Mankind Joins The "Let's Make Sid Look Good" Task Force As The Night Finally Gets Better...
MATCH #5: PSYCHO SID (c) vs. MANKIND (w/ Paul Bearer) {WWF World Heavyweight Championship Match}
Mankind cuts a promo in German before the match goes underway. Sure, Mankind is not the most popular character in WWF right now, but it still goes on to show how smart Mick Foley really is. Mankind is trying to make the most of what he is provided with, which also includes signing himself on board as a part of the “Let’s make Sid look good” task force.
As for Sid, the master & ruler of the world is currently on top of the world. His momentum going into every match is quite impressive. Therefore, it is pretty evident that Sid is currently one of the top babyfaces in the company whilst also being one of the top heels at the same time.
At one point into this bout, Vince McMahon takes a clever dig at WCW by mentioning that the athletes currently on your television sets are definitely “not past their prime”.
Mankind shocks the audience by kicking out of Sid’s chokeslam, which probably made everyone go like—
“Heiliger Strohsack! Ich glaub mich knutscht ein Elch!” (Holy smokes, I can’t believe it!)
A few seconds later, Sid drops Mankind for good by delivering an impressive looking Powerbomb. Sid retains his title, drawing an unbelievable crowd reaction.
Result: Psycho Sid retains via pinfall.
Looks like we are heading back to the WWF Studios one more time. Let’s hope that Austin doesn’t have a bad case of diarrhea again…
They recap how Austin stuck his nose in during The Final Four, and as well as the time when he cost Bret Hart his title on RAW a few weeks ago.

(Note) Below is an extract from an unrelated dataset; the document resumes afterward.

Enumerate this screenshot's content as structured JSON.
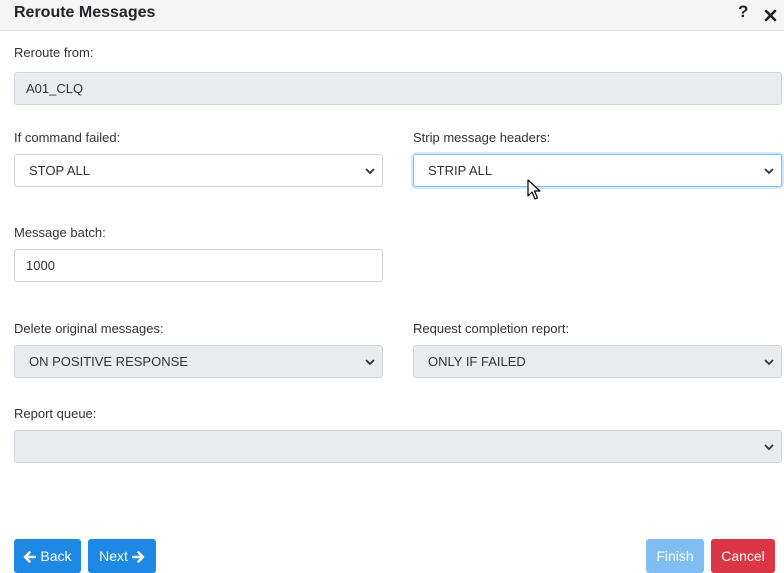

As Austin is sitting in the comfort of his chair back in the USA, Vince asks him a simple question— “Do you show any remorse for your actions whatsoever?”

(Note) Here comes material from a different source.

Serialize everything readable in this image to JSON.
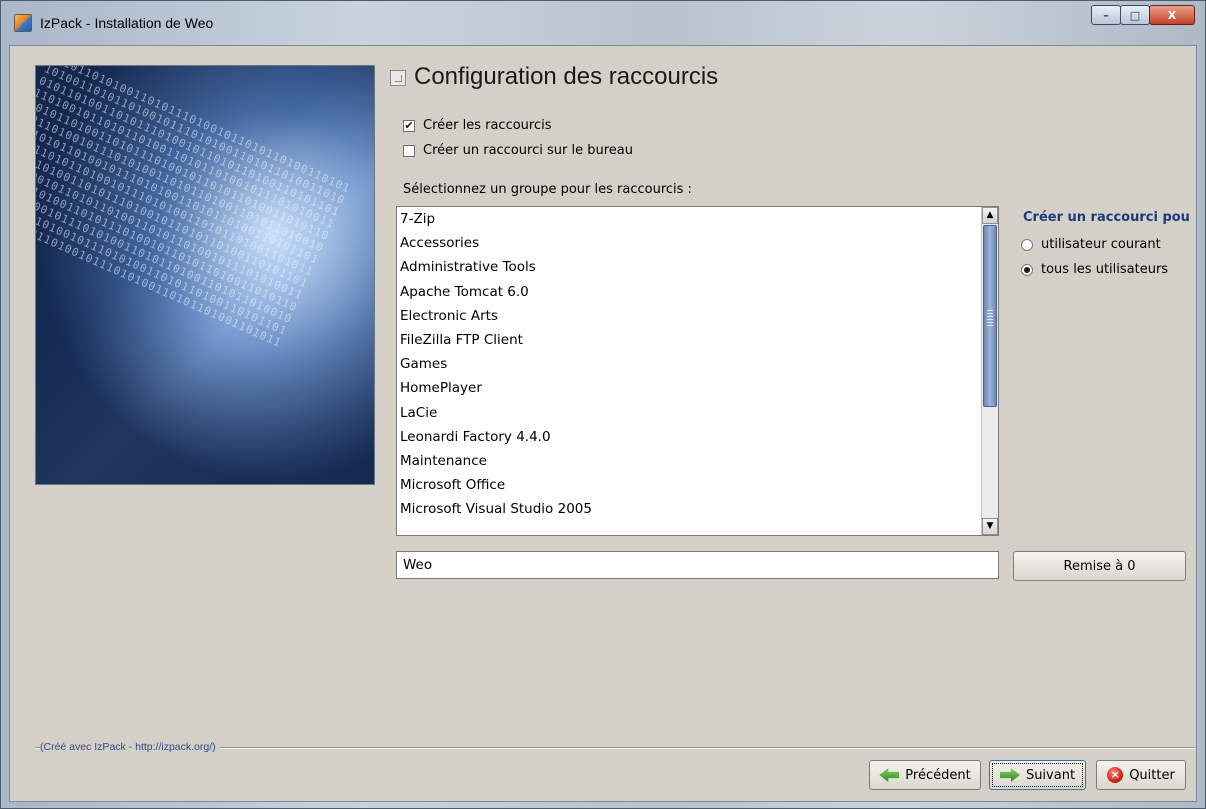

Austin: “The only remorse I got is that I didn’t hit him (Bret) harder with that steel chair! Bret Hart runs around talkin’ about everybody screwin’ him. Hell, for the past seven years I've been screwed & it’s the same old song. How come when Shawn Michaels hurts his knee you make a video out of him? How come when Shawn Michaels gets sick you tell the whole world that he’s got the flu? Well, when I went into the Final Four I was sick as a dog & I had a blown out knee, let me ask you a question…
…How many one-legged people could go 25 minutes with three of the top wrasslers’ in the world? NONE! Stone Cold Steve Austin went out there & did just that. And I ain’t makin’ fun of no one-legged people, I’m just sittin’ here tryna’ make a point, & as far as I’m concerned- I truly am the World Wrestling Federation Champion & can’t nobody tell me any different…Not you, not anybody!

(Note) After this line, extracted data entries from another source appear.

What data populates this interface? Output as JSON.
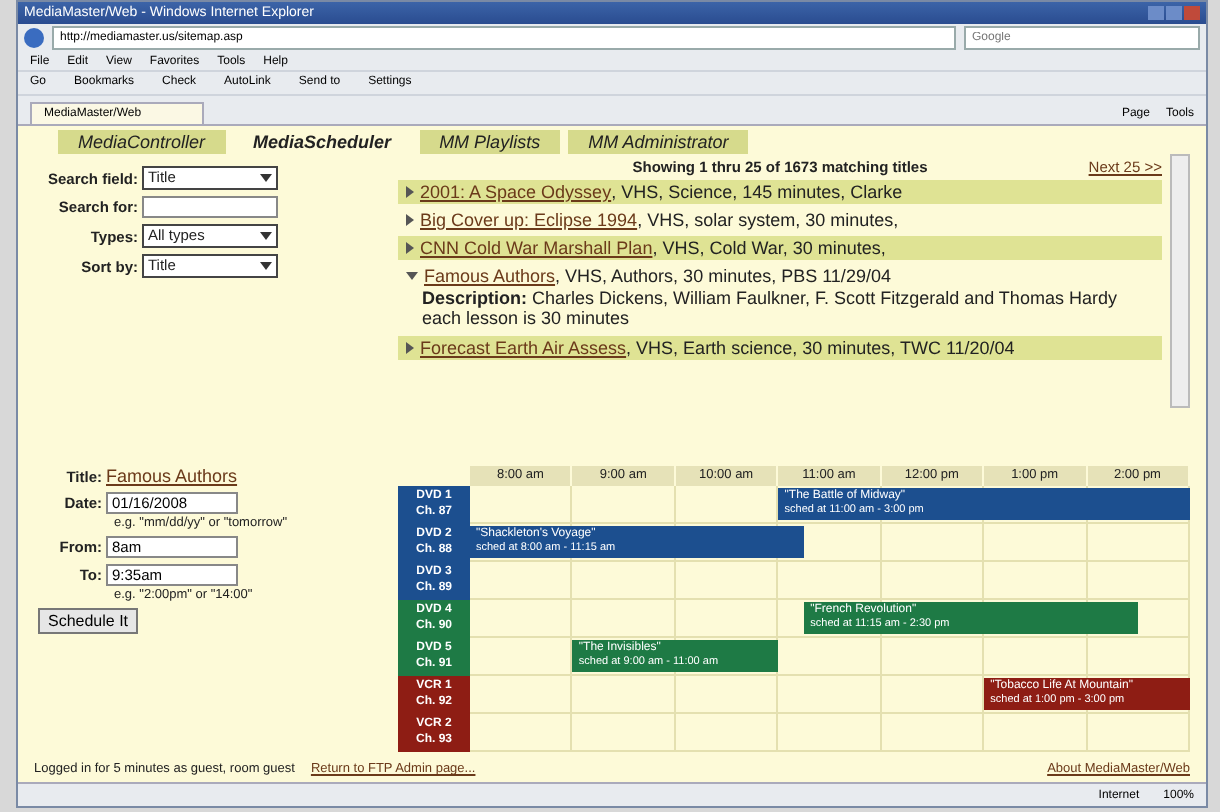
{
  "window": {
    "title": "MediaMaster/Web - Windows Internet Explorer"
  },
  "address_bar": {
    "url": "http://mediamaster.us/sitemap.asp",
    "search_placeholder": "Google"
  },
  "menu": [
    "File",
    "Edit",
    "View",
    "Favorites",
    "Tools",
    "Help"
  ],
  "toolbar": [
    "Go",
    "Bookmarks",
    "Check",
    "AutoLink",
    "Send to",
    "Settings"
  ],
  "browser_tab": {
    "title": "MediaMaster/Web"
  },
  "command_bar": [
    "Page",
    "Tools"
  ],
  "app_tabs": [
    {
      "label": "MediaController",
      "selected": false
    },
    {
      "label": "MediaScheduler",
      "selected": true
    },
    {
      "label": "MM Playlists",
      "selected": false
    },
    {
      "label": "MM Administrator",
      "selected": false
    }
  ],
  "search_form": [
    {
      "kind": "select",
      "label": "Search field:",
      "value": "Title"
    },
    {
      "kind": "input",
      "label": "Search for:"
    },
    {
      "kind": "select",
      "label": "Types:",
      "value": "All types"
    },
    {
      "kind": "select",
      "label": "Sort by:",
      "value": "Title"
    }
  ],
  "results": {
    "summary": "Showing 1 thru 25 of 1673 matching titles",
    "next": "Next 25 >>",
    "items": [
      {
        "title": "2001: A Space Odyssey",
        "details": ", VHS, Science, 145 minutes, Clarke",
        "expanded": false
      },
      {
        "title": "Big Cover up: Eclipse 1994",
        "details": ", VHS, solar system, 30 minutes,",
        "expanded": false
      },
      {
        "title": "CNN Cold War Marshall Plan",
        "details": ", VHS, Cold War, 30 minutes,",
        "expanded": false
      },
      {
        "title": "Famous Authors",
        "details": ", VHS, Authors, 30 minutes, PBS 11/29/04",
        "expanded": true,
        "description_label": "Description:",
        "description": "Charles Dickens, William Faulkner, F. Scott Fitzgerald and Thomas Hardy each lesson is 30 minutes"
      },
      {
        "title": "Forecast Earth Air Assess",
        "details": ", VHS, Earth science, 30 minutes, TWC 11/20/04",
        "expanded": false
      }
    ]
  },
  "schedule_form": {
    "title_label": "Title:",
    "title": "Famous Authors",
    "date_label": "Date:",
    "date": "01/16/2008",
    "date_hint": "e.g. \"mm/dd/yy\" or \"tomorrow\"",
    "from_label": "From:",
    "from": "8am",
    "to_label": "To:",
    "to": "9:35am",
    "time_hint": "e.g. \"2:00pm\" or \"14:00\"",
    "button": "Schedule It"
  },
  "schedule": {
    "times": [
      "8:00 am",
      "9:00 am",
      "10:00 am",
      "11:00 am",
      "12:00 pm",
      "1:00 pm",
      "2:00 pm"
    ],
    "channels": [
      {
        "name": "DVD 1",
        "channel": "Ch. 87",
        "color": "#1c4f8f",
        "events": [
          {
            "title": "\"The Battle of Midway\"",
            "time": "sched at 11:00 am - 3:00 pm"
          }
        ]
      },
      {
        "name": "DVD 2",
        "channel": "Ch. 88",
        "color": "#1c4f8f",
        "events": [
          {
            "title": "\"Shackleton's Voyage\"",
            "time": "sched at 8:00 am - 11:15 am"
          }
        ]
      },
      {
        "name": "DVD 3",
        "channel": "Ch. 89",
        "color": "#1c4f8f"
      },
      {
        "name": "DVD 4",
        "channel": "Ch. 90",
        "color": "#1e7a45",
        "events": [
          {
            "title": "\"French Revolution\"",
            "time": "sched at 11:15 am - 2:30 pm"
          }
        ]
      },
      {
        "name": "DVD 5",
        "channel": "Ch. 91",
        "color": "#1e7a45",
        "events": [
          {
            "title": "\"The Invisibles\"",
            "time": "sched at 9:00 am - 11:00 am"
          }
        ]
      },
      {
        "name": "VCR 1",
        "channel": "Ch. 92",
        "color": "#8e1d14",
        "events": [
          {
            "title": "\"Tobacco Life At Mountain\"",
            "time": "sched at 1:00 pm - 3:00 pm"
          }
        ]
      },
      {
        "name": "VCR 2",
        "channel": "Ch. 93",
        "color": "#8e1d14"
      }
    ]
  },
  "footer": {
    "status": "Logged in for 5 minutes as guest, room guest",
    "return_link": "Return to FTP Admin page...",
    "about_link": "About MediaMaster/Web"
  },
  "status_bar": {
    "zone": "Internet",
    "zoom": "100%"
  }
}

As far as the submission match (at WrestleMania 13 goes), it’s a buncha’ BULL! Bret Hart is supposed to be the big technician, the sharpshooter…BIG DEAL! I don’t know a whole lotta’ couple a’ submission moves, but it doesn’t matter. ‘Cause I’ll beat the hell outta’ Bret Hart!
And as far as Ken Shamrock says on TV the other day— ‘Oh, I don’t know, Bret Hart’s a better technician, but Stone Cold ain’t got no ‘quit’ in him’— Well, you hit the nail right on the head son, because I ain’t got no ‘quit’ in me at all & you can bet your bottom dollar that Stone Cold AIN’T gonna look at the referee & say- I QUIT! I SUBMIT! I’VE HAD TOO MUCH! There ain’t nobody in wrasslin’ who can make me quit…And that’s the bottomline ‘cause Stone Cold said so!”
McMahon: “Why are you so bitter? Why this bitterness?”
Austin: “You treat me like a dog & you expect me to smile…YOU REMIND ME OF A JACK*SS.”